Islam has expanded the important area of ​​expansion, which it conquered especially in the 7th and 8th centuries, in all four directions and in particular in South and Southeast Asia, namely in Indonesia, Pakistan, Bangladesh and India, as well as in the northern half and on found a large number of followers on the east coast of Africa. In the north, Russia forms the limit of its area of ​​distribution. On the European continent, Muslim majorities can only be found in Turkey and Albania, while the Muslims in Bosnia and Herzegovina, Macedonia and Bulgaria form larger minorities.
The largest number of professing Jews have lived in Israel since the end of the diaspora, which lasted for almost two millennia.
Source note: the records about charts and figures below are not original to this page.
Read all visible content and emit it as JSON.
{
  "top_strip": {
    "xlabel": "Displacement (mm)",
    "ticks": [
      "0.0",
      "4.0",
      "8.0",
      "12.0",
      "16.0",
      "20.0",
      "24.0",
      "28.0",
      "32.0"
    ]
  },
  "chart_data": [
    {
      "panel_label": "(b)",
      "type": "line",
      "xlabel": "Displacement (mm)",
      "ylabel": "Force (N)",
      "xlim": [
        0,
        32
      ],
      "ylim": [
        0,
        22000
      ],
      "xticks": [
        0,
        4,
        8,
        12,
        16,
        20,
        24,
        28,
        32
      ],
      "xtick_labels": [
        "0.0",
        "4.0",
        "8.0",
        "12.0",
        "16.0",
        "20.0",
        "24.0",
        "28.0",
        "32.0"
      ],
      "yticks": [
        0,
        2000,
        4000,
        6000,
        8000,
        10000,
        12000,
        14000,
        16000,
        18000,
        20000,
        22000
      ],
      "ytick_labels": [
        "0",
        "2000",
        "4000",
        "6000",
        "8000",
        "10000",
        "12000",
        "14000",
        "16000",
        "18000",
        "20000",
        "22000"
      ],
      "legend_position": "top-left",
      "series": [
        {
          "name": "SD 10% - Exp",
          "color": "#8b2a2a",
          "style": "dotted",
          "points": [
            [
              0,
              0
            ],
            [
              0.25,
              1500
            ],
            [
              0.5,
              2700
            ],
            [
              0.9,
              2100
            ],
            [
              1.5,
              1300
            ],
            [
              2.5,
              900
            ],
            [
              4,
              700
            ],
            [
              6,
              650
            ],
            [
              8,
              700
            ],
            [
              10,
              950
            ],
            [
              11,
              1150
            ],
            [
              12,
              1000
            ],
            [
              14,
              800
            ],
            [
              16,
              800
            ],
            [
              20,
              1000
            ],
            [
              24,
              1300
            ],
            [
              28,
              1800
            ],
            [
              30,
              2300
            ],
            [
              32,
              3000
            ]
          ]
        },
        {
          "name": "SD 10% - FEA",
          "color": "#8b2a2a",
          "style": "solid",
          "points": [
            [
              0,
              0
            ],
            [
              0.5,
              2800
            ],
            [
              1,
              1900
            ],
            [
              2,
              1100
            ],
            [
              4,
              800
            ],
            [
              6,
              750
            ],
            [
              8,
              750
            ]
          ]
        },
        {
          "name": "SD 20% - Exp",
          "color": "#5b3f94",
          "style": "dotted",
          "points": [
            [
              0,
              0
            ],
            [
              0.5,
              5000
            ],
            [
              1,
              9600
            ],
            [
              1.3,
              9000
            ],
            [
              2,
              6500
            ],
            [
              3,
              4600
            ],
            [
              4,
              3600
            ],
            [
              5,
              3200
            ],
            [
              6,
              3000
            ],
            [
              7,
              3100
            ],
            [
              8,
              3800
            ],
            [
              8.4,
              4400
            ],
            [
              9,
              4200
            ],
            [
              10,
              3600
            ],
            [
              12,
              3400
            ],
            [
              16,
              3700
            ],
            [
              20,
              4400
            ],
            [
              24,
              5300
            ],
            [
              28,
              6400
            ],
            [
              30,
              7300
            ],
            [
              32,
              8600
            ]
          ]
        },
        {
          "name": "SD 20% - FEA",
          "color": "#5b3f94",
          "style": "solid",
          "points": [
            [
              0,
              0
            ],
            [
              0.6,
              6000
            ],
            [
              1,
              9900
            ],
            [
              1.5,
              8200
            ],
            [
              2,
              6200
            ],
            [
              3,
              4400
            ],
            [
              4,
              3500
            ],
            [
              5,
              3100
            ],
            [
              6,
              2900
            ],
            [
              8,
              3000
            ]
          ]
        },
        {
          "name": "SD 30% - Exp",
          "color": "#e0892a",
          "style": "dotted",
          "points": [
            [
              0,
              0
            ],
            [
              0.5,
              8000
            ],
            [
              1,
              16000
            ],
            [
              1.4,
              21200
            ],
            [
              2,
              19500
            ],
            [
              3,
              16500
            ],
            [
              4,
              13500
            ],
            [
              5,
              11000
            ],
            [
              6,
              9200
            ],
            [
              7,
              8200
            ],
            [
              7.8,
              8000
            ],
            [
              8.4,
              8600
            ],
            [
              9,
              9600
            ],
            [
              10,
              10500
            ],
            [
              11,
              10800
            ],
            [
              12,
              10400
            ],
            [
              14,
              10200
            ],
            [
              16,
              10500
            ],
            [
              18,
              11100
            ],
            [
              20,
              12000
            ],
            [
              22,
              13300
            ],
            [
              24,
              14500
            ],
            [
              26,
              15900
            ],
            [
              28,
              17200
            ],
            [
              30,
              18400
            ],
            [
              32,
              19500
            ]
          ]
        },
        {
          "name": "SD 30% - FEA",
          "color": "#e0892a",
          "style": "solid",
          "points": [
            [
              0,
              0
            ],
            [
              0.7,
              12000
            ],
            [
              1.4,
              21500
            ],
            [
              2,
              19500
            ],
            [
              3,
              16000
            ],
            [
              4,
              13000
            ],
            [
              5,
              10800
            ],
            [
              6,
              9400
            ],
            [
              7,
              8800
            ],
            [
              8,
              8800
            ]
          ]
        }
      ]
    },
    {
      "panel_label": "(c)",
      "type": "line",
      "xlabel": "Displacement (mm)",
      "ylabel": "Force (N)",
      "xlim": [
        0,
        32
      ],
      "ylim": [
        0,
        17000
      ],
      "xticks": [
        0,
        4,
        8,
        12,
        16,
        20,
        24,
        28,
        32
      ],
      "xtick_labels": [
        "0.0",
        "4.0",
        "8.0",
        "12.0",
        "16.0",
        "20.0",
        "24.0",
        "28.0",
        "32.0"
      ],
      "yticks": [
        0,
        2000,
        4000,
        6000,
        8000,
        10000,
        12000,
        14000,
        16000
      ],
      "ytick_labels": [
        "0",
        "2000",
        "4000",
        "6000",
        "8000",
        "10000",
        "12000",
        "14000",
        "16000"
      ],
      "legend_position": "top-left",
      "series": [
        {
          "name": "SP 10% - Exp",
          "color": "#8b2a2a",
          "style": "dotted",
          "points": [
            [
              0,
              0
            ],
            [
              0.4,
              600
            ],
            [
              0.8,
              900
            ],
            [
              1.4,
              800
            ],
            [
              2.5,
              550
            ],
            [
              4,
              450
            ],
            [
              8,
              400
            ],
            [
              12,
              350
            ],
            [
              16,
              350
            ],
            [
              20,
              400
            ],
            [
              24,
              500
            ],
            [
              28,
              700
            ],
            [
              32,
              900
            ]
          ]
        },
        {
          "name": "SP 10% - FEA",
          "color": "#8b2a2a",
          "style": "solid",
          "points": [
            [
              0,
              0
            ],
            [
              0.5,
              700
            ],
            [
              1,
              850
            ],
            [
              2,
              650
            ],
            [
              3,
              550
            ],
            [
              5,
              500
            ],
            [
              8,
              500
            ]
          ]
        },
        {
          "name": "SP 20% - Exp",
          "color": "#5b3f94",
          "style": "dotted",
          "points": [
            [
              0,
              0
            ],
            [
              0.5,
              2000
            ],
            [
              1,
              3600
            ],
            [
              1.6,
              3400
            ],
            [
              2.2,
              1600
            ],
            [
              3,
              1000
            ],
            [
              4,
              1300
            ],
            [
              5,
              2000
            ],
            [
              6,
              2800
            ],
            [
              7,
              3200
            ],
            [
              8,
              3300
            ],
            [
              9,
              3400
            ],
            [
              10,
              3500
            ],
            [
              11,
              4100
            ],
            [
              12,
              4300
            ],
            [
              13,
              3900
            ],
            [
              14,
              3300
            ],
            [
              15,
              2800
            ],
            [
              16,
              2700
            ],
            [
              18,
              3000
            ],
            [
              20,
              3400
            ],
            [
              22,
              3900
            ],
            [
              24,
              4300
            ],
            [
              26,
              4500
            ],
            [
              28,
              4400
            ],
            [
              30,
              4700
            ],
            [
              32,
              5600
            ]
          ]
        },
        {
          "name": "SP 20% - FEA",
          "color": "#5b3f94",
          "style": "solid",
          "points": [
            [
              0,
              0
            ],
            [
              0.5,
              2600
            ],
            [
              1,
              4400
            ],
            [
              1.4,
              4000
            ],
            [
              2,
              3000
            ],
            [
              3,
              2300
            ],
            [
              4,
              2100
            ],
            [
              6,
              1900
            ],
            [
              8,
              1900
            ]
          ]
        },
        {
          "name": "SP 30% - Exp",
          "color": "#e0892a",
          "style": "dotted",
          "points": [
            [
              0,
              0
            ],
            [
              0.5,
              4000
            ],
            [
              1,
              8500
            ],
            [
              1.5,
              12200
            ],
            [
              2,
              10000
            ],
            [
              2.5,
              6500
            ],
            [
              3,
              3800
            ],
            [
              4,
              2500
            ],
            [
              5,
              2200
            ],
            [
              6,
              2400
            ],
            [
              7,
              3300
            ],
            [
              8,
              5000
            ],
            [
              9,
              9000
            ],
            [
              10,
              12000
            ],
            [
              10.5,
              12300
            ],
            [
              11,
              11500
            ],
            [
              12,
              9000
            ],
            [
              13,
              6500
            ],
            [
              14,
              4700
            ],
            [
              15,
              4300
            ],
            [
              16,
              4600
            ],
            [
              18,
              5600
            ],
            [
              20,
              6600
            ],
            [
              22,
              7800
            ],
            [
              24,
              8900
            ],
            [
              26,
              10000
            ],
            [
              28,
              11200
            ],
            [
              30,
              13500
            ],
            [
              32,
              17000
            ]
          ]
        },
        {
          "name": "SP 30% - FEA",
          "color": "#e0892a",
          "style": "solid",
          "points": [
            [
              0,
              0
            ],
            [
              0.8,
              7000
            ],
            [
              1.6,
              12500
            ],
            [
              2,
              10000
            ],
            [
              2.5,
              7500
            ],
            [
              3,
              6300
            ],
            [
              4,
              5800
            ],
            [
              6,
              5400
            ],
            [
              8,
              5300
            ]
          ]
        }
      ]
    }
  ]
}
In addition, there are smaller or larger Jewish communities almost all over the world, especially in the USA; the most important are those of New York, Chicago, and San Francisco.
Buddhism, especially Mahayana Buddhism, which emerged at the beginning of the Christian era, and Lamaism, also known as Tibetan Buddhism, under the head of the Dalai Lama, has spread mainly in East Asia, especially in large parts of China, in Myanmar (Burma), Laos , Thailand, Cambodia and Vietnam.
Hinduism, which emerged from the Vedic religion and is closely linked to the Indian caste system, has around 890 million followers in India. The number of Sikhs, a religious community founded in the 15th century, whose teachings mix elements of Hinduism with those of Islam, is much smaller. The approximately 23 million followers of this religious reform movement live largely in the Indian state of Punjab and in scattered communities, especially in North America, Great Britain and the Philippines.
With the exception of the European continent, there are natural religions worldwide. They are predominantly found in regions that are sparsely populated than average and in which the geographical peripheral location, climatic unfavorable conditions or political conflicts have prevented the emergence of modern forms of production and a corresponding social wealth. One encounters natural religions in the last remaining retreats in South America, at the level of the Arctic Circle, in Oceania, the inner regions of Australia and in the southern half of Africa.
The map provides an overview of the distribution of the various religions on earth and of their dominance in certain parts of the world. A cartographic representation of religious and denominational affiliations inevitably leads to certain distortions. For example, the regional distribution of a religion, due to the very different population density, provides hardly any conclusive evidence of its real social significance. On the other hand, huge religious minorities, such as the almost 140 million Muslims in India, can be lost in the schematic representation. The large number of non-denominational people, which is not insignificant in Russia after 74 years of state atheism, must also be disregarded in the graph.
But regardless of the inevitable generalizations and the relatively uncertain data in this area, the cartographic representation can provide clues for the spread of the various religions. Knowing the religion that is dominant in a part of the world allows important conclusions to be drawn about the genesis of a cultural landscape and the nature of the forces at work in it.